Serendipitously, this photo captures another Nobel Laureate as well. The round brick building in the background is home to the Organisation for Prohibition of Chemical Weapons. Unlike Mandela who now rests from his labors, the OPCW does not. Today’s queue of dignitaries and office workers moving through OPCW security is testimony to the activity within its walls.
As those of us participating in the OPCW conference wait our turn, there is time for reflection. Since the OPCW won the Peace Prize a year ago, its mission to eradicate chemical weapons has made great strides. Only six countries (Egypt, Israel, South Sudan, Angola, Myanmar, and North Korea) still stand outside the boundaries of the international chemical weapons convention. On a drearier note, the challenge to prevent the use of these weapons by rogue elements looms larger, especially with the rise of ISIL in the very region where chemical weapons were unleashed as recently as last year.

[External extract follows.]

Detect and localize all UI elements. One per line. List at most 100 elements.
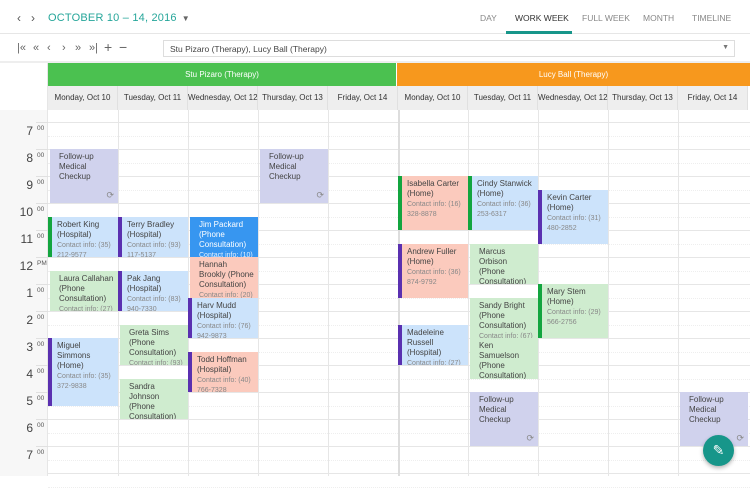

With these goals of eradication and prevention in mind, OPCW’s original mandate was more recently expanded to include public outreach and education about chemical weapons. It’s not far-fetched to imagine that an energized global populace might be a powerful means of pressuring remaining states to sign the convention. It might also be a means of making the use of chemical weapons unacceptable in the eyes of non-state actors who care not at all for formal international treaties or entreaties.
That, of course, is the purpose of this OPCW conference called “Education and Peace.” Officials from the nearby city of Ieper/Ypres, Belgium (which suffered the first use of chemical weapons a century ago), give powerful voice to the promise and the possibilities. Educators from Algeria, museum staff from Iran, chemical engineers from Costa Rica, government officials from Argentina, and Nobel Peace Center staff from Norway all convene to explore a new and vigorous approach to education. Who is the audience? What are the messages and the media to be employed? Which human faces today will galvanize popular sentiment and make the inhumanity of chemical weapons emotionally tangible, even as Mandela became the human face renouncing apartheid’s inhumanity?
The OPCW’s specific intent is to use the visibility of its Nobel Peace Prize and the 100th anniversary of the first use of chemical weapons as opportunities to permanently free the globe from chemical weapons. With the OPCW Director General giving a Laureate address at the March 2015 Nobel Peace Prize Forum, the Forum’s attendees will be participants in the ongoing discussion of these questions. Nelson Mandela, walking just down the street with his eyes fixed on the future, would approve.
Former Executive Director Maureen Reed writes from The Hague, where she was participating this week in the OPCW’s conference on Education and Peace.